LIBERTY, Mo. — Shon Pernice, charged with the 2009 murder of his wife Renee Pernice, pleaded guilty to voluntary manslaughter during an emergency hearing Tuesday afternoon in Clay County.

Prosecutors first charged Pernice with first-degree murder, but reduced the charged in exchange for the plea agreement.

Renee disappeared from the couple’s Northland home in January 2009. Her body has never been found. During Tuesday’s hearing, Pernice confessed he put Renee’s body in the trash. He said the two got into an argument and that he hit her in the head and that she fell down the stairs.

It was a surprise confession to many who anticipated Tuesday’s emergency hearing to be about evidence obtained in the case. Many expected the judge would make a ruling on a GPS tracking device used as evidence against Pernice. His attorneys argued it should be thrown out.

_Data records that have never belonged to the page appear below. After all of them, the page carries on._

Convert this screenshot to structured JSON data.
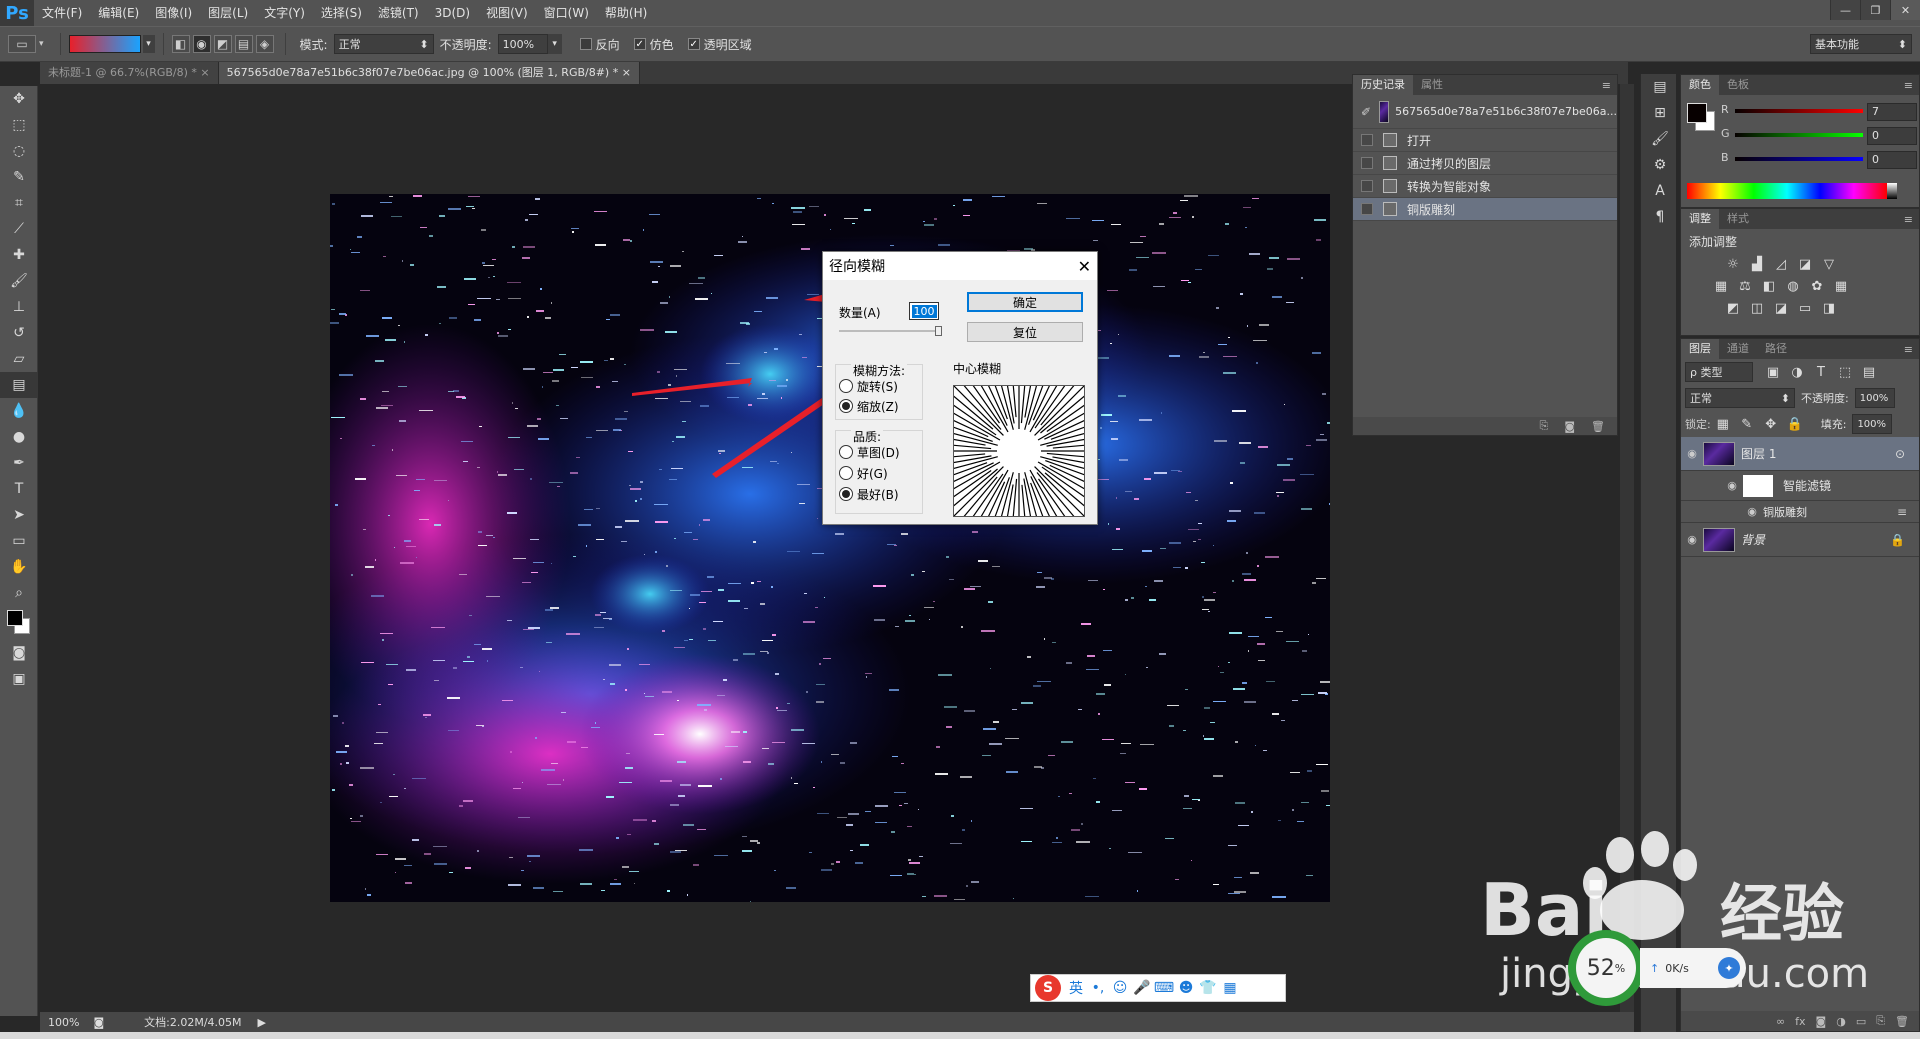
{
  "app": {
    "logo": "Ps"
  },
  "menu": [
    "文件(F)",
    "编辑(E)",
    "图像(I)",
    "图层(L)",
    "文字(Y)",
    "选择(S)",
    "滤镜(T)",
    "3D(D)",
    "视图(V)",
    "窗口(W)",
    "帮助(H)"
  ],
  "options": {
    "mode_label": "模式:",
    "mode_value": "正常",
    "opacity_label": "不透明度:",
    "opacity_value": "100%",
    "reverse_label": "反向",
    "dither_label": "仿色",
    "transparency_label": "透明区域",
    "workspace": "基本功能",
    "gradient_colors": [
      "#e8202a",
      "#1aa3ff"
    ]
  },
  "tabs": [
    {
      "label": "未标题-1 @ 66.7%(RGB/8) *"
    },
    {
      "label": "567565d0e78a7e51b6c38f07e7be06ac.jpg @ 100% (图层 1, RGB/8#) *"
    }
  ],
  "status": {
    "zoom": "100%",
    "doc": "文档:2.02M/4.05M"
  },
  "dialog": {
    "title": "径向模糊",
    "amount_label": "数量(A)",
    "amount_value": "100",
    "ok_label": "确定",
    "reset_label": "复位",
    "method_label": "模糊方法:",
    "method_spin": "旋转(S)",
    "method_zoom": "缩放(Z)",
    "quality_label": "品质:",
    "quality_draft": "草图(D)",
    "quality_good": "好(G)",
    "quality_best": "最好(B)",
    "center_label": "中心模糊"
  },
  "history": {
    "tabs": [
      "历史记录",
      "属性"
    ],
    "snapshot": "567565d0e78a7e51b6c38f07e7be06a...",
    "items": [
      "打开",
      "通过拷贝的图层",
      "转换为智能对象",
      "铜版雕刻"
    ]
  },
  "color": {
    "tabs": [
      "颜色",
      "色板"
    ],
    "r_label": "R",
    "r_value": "7",
    "g_label": "G",
    "g_value": "0",
    "b_label": "B",
    "b_value": "0"
  },
  "adjust": {
    "tabs": [
      "调整",
      "样式"
    ],
    "title": "添加调整"
  },
  "layers": {
    "tabs": [
      "图层",
      "通道",
      "路径"
    ],
    "kind_value": "ρ 类型",
    "blend_value": "正常",
    "opacity_label": "不透明度:",
    "opacity_value": "100%",
    "lock_label": "锁定:",
    "fill_label": "填充:",
    "fill_value": "100%",
    "items": [
      {
        "name": "图层 1"
      },
      {
        "name": "智能滤镜"
      },
      {
        "name": "铜版雕刻"
      },
      {
        "name": "背景"
      }
    ]
  },
  "ime": {
    "lang": "英"
  },
  "overlay": {
    "percent": "52",
    "percent_unit": "%",
    "net_speed": "0K/s"
  }
}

In hearings on Friday, Feb. 10 and Wednesday, Feb 15, the judge listened to testimony from Kansas City, Mo., police officers about evidence gained through the use of a GPS tracking device installed on Pernice’s vehicle.

Attorneys for Pernice argued that a recent decision by the U.S. Supreme Court, which determined that evidence gathered from GPS tracking devices without a warrant is inadmissible in court, should render any evidence gathered by police against Pernice void.

The prosecution and defense had a deadline of five p.m. last Friday to file their briefs to argue their points. The judge was expected to decide early this week on whether the GPS evidence will be admitted or tossed out.

“I think it’s pretty obvious and straight forward,” said Eric Vernon, Pernice’s defense attorney, after the hearing.  “The car belongs to the individual. This was the government’s trespassing upon his property and I think it’s that simple.”

In the pre-trial hearing both Wednesday and last Friday, police officers explained how a GPS tracking device was used to keep an electronic eye on Pernice in the days following his wife’s disappearance. One officer testified last week that he was given the order to have the GPS device attached by a superior — the belief being that Pernice could lead investigators to Renee Pernice’s body.

With Pernice’s guilty plea, any GPS evidence is now moot. If convicted, Pernice faces five to fifteen years in prison. He is expected to be sentenced in May.